Awards: Won Best Director & Nom. for Golden Bear (Berlinale)
International Sales: m-appeal
Accessibility Index
Subject Matter: Moderate – Tradition vs. Modernity; Rural China; Family
Narrative Style: Slightly Complex
Pace: Slightly Slow
Audience Type: Slightly Arthouse
Viewed: Screener (as part of Singapore Film Society Showcase)
Spoilers: No
This sophomore effort won Huo Meng the Best Director prize at the Berlinale earlier in the year. It is not surprising, considering the assured craft and storytelling on display, which reminds me of Zhang Yimou’s great films of the early 1990s.
You have to go back seven years to Huo’s debut film, Crossing the Border (2018), which similarly features beautiful countryside locations.
In Living the Land, we find ourselves back in 1991, somewhere in Henan province.

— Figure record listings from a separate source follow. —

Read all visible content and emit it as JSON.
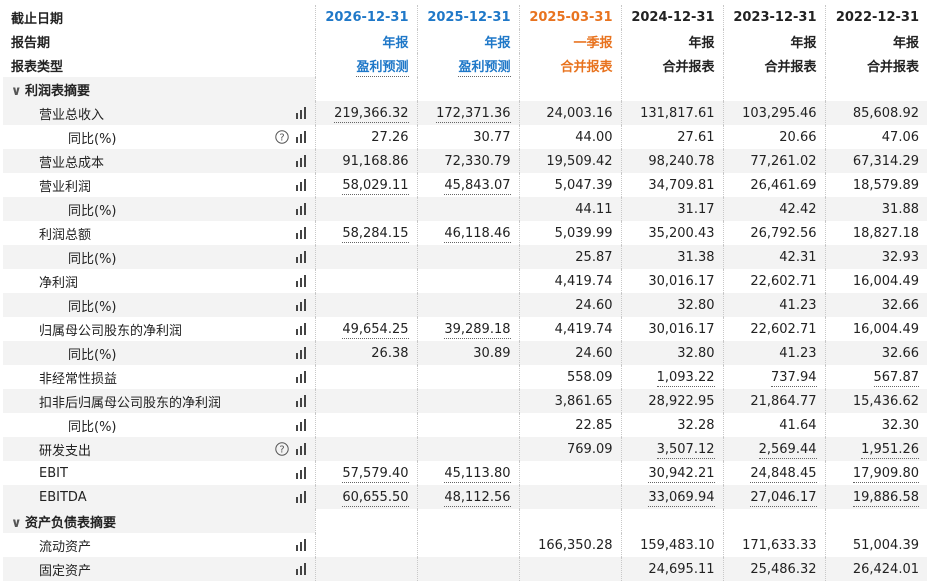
{
  "header": {
    "labels": [
      "截止日期",
      "报告期",
      "报表类型"
    ],
    "columns": [
      {
        "date": "2026-12-31",
        "period": "年报",
        "type": "盈利预测",
        "color": "#1f78c8"
      },
      {
        "date": "2025-12-31",
        "period": "年报",
        "type": "盈利预测",
        "color": "#1f78c8"
      },
      {
        "date": "2025-03-31",
        "period": "一季报",
        "type": "合并报表",
        "color": "#e8731f"
      },
      {
        "date": "2024-12-31",
        "period": "年报",
        "type": "合并报表",
        "color": "#222222"
      },
      {
        "date": "2023-12-31",
        "period": "年报",
        "type": "合并报表",
        "color": "#222222"
      },
      {
        "date": "2022-12-31",
        "period": "年报",
        "type": "合并报表",
        "color": "#222222"
      }
    ]
  },
  "rows": [
    {
      "section": true,
      "label": "利润表摘要"
    },
    {
      "label": "营业总收入",
      "level": 1,
      "values": [
        "219,366.32",
        "172,371.36",
        "24,003.16",
        "131,817.61",
        "103,295.46",
        "85,608.92"
      ],
      "underlined": [
        0,
        1
      ]
    },
    {
      "label": "同比(%)",
      "level": 2,
      "help": true,
      "values": [
        "27.26",
        "30.77",
        "44.00",
        "27.61",
        "20.66",
        "47.06"
      ]
    },
    {
      "label": "营业总成本",
      "level": 1,
      "values": [
        "91,168.86",
        "72,330.79",
        "19,509.42",
        "98,240.78",
        "77,261.02",
        "67,314.29"
      ]
    },
    {
      "label": "营业利润",
      "level": 1,
      "values": [
        "58,029.11",
        "45,843.07",
        "5,047.39",
        "34,709.81",
        "26,461.69",
        "18,579.89"
      ],
      "underlined": [
        0,
        1
      ]
    },
    {
      "label": "同比(%)",
      "level": 2,
      "values": [
        null,
        null,
        "44.11",
        "31.17",
        "42.42",
        "31.88"
      ]
    },
    {
      "label": "利润总额",
      "level": 1,
      "values": [
        "58,284.15",
        "46,118.46",
        "5,039.99",
        "35,200.43",
        "26,792.56",
        "18,827.18"
      ],
      "underlined": [
        0,
        1
      ]
    },
    {
      "label": "同比(%)",
      "level": 2,
      "values": [
        null,
        null,
        "25.87",
        "31.38",
        "42.31",
        "32.93"
      ]
    },
    {
      "label": "净利润",
      "level": 1,
      "values": [
        null,
        null,
        "4,419.74",
        "30,016.17",
        "22,602.71",
        "16,004.49"
      ]
    },
    {
      "label": "同比(%)",
      "level": 2,
      "values": [
        null,
        null,
        "24.60",
        "32.80",
        "41.23",
        "32.66"
      ]
    },
    {
      "label": "归属母公司股东的净利润",
      "level": 1,
      "values": [
        "49,654.25",
        "39,289.18",
        "4,419.74",
        "30,016.17",
        "22,602.71",
        "16,004.49"
      ],
      "underlined": [
        0,
        1
      ]
    },
    {
      "label": "同比(%)",
      "level": 2,
      "values": [
        "26.38",
        "30.89",
        "24.60",
        "32.80",
        "41.23",
        "32.66"
      ]
    },
    {
      "label": "非经常性损益",
      "level": 1,
      "values": [
        null,
        null,
        "558.09",
        "1,093.22",
        "737.94",
        "567.87"
      ],
      "underlined": [
        3,
        4,
        5
      ]
    },
    {
      "label": "扣非后归属母公司股东的净利润",
      "level": 1,
      "values": [
        null,
        null,
        "3,861.65",
        "28,922.95",
        "21,864.77",
        "15,436.62"
      ]
    },
    {
      "label": "同比(%)",
      "level": 2,
      "values": [
        null,
        null,
        "22.85",
        "32.28",
        "41.64",
        "32.30"
      ]
    },
    {
      "label": "研发支出",
      "level": 1,
      "help": true,
      "values": [
        null,
        null,
        "769.09",
        "3,507.12",
        "2,569.44",
        "1,951.26"
      ],
      "underlined": [
        3,
        4,
        5
      ]
    },
    {
      "label": "EBIT",
      "level": 1,
      "values": [
        "57,579.40",
        "45,113.80",
        null,
        "30,942.21",
        "24,848.45",
        "17,909.80"
      ],
      "underlined": [
        0,
        1,
        3,
        4,
        5
      ]
    },
    {
      "label": "EBITDA",
      "level": 1,
      "values": [
        "60,655.50",
        "48,112.56",
        null,
        "33,069.94",
        "27,046.17",
        "19,886.58"
      ],
      "underlined": [
        0,
        1,
        3,
        4,
        5
      ]
    },
    {
      "section": true,
      "label": "资产负债表摘要"
    },
    {
      "label": "流动资产",
      "level": 1,
      "values": [
        null,
        null,
        "166,350.28",
        "159,483.10",
        "171,633.33",
        "51,004.39"
      ]
    },
    {
      "label": "固定资产",
      "level": 1,
      "values": [
        null,
        null,
        null,
        "24,695.11",
        "25,486.32",
        "26,424.01"
      ]
    }
  ]
}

It opens with a funeral, but somewhere along the story, there’s also a wedding. As such, Huo’s work also reminds me of Edward Yang’s Yi Yi (2000), with its weddings and funerals, even though the latter is set in modern Taipei and tackles vastly different themes.
In both films, these are extended segments that don’t just immerse you in the rituals of traditions, deeply rooted or otherwise; they are communal events, and they perhaps could even be considered as ‘reliefs’ from the relentless daily toil of work.

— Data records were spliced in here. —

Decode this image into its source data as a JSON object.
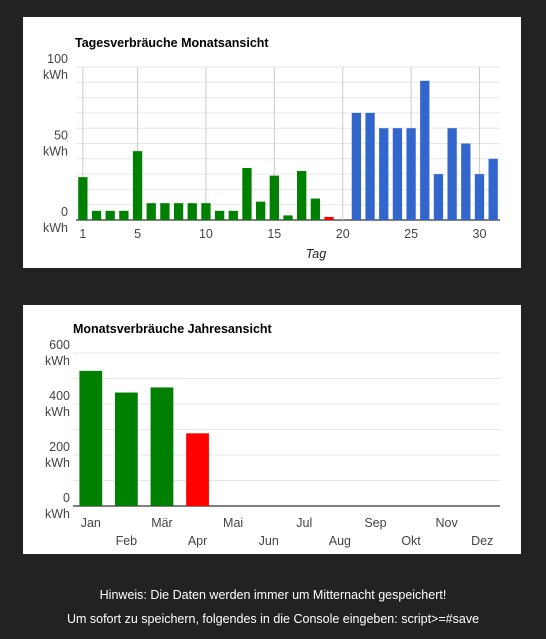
{
  "chart_data": [
    {
      "type": "bar",
      "title": "Tagesverbräuche Monatsansicht",
      "xlabel": "Tag",
      "ylabel": "",
      "ylim": [
        0,
        100
      ],
      "yticks": [
        {
          "value": 100,
          "label": "100 kWh"
        },
        {
          "value": 50,
          "label": "50 kWh"
        },
        {
          "value": 0,
          "label": "0 kWh"
        }
      ],
      "xticks": [
        1,
        5,
        10,
        15,
        20,
        25,
        30
      ],
      "x": [
        1,
        2,
        3,
        4,
        5,
        6,
        7,
        8,
        9,
        10,
        11,
        12,
        13,
        14,
        15,
        16,
        17,
        18,
        19,
        20,
        21,
        22,
        23,
        24,
        25,
        26,
        27,
        28,
        29,
        30,
        31
      ],
      "values": [
        28,
        6,
        6,
        6,
        45,
        11,
        11,
        11,
        11,
        11,
        6,
        6,
        34,
        12,
        29,
        3,
        32,
        14,
        2,
        0,
        70,
        70,
        60,
        60,
        60,
        91,
        30,
        60,
        50,
        30,
        40
      ],
      "colors": [
        "#008000",
        "#008000",
        "#008000",
        "#008000",
        "#008000",
        "#008000",
        "#008000",
        "#008000",
        "#008000",
        "#008000",
        "#008000",
        "#008000",
        "#008000",
        "#008000",
        "#008000",
        "#008000",
        "#008000",
        "#008000",
        "#ff0000",
        "#3366cc",
        "#3366cc",
        "#3366cc",
        "#3366cc",
        "#3366cc",
        "#3366cc",
        "#3366cc",
        "#3366cc",
        "#3366cc",
        "#3366cc",
        "#3366cc",
        "#3366cc"
      ],
      "grid": true
    },
    {
      "type": "bar",
      "title": "Monatsverbräuche Jahresansicht",
      "xlabel": "",
      "ylabel": "",
      "ylim": [
        0,
        600
      ],
      "yticks": [
        {
          "value": 600,
          "label": "600 kWh"
        },
        {
          "value": 400,
          "label": "400 kWh"
        },
        {
          "value": 200,
          "label": "200 kWh"
        },
        {
          "value": 0,
          "label": "0 kWh"
        }
      ],
      "categories": [
        "Jan",
        "Feb",
        "Mär",
        "Apr",
        "Mai",
        "Jun",
        "Jul",
        "Aug",
        "Sep",
        "Okt",
        "Nov",
        "Dez"
      ],
      "values": [
        530,
        445,
        465,
        285,
        0,
        0,
        0,
        0,
        0,
        0,
        0,
        0
      ],
      "colors": [
        "#008000",
        "#008000",
        "#008000",
        "#ff0000",
        "#008000",
        "#008000",
        "#008000",
        "#008000",
        "#008000",
        "#008000",
        "#008000",
        "#008000"
      ],
      "grid": true
    }
  ],
  "notes": {
    "line1": "Hinweis: Die Daten werden immer um Mitternacht gespeichert!",
    "line2": "Um sofort zu speichern, folgendes in die Console eingeben: script>=#save"
  }
}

“Why do so many bad things happen to us?”
Interestingly, only about a decade separates the more affluent but segregated Taiwanese families in Yi Yi, and their poorer but more close-knit farmers in Living the Land, telling us more about how differing social and economic policies can impact people differently.
Speaking of which, Living the Land chronicles the director’s memories of those days growing up in his old village as he reminisces about those final months when tractors began to replace oxen, when family or relatives moved to Shenzhen to find better-paying work, when oil prospecting on these ancient lands became the future.
With all-around excellent performances that build upon the authenticity of its construction of place and time, Huo’s work impresses with its sincerity towards a narrative that, although it might not be boundary-pushing, captures intimate moments of a person’s life, in this case a child, and sets it against the sweeping winds of change.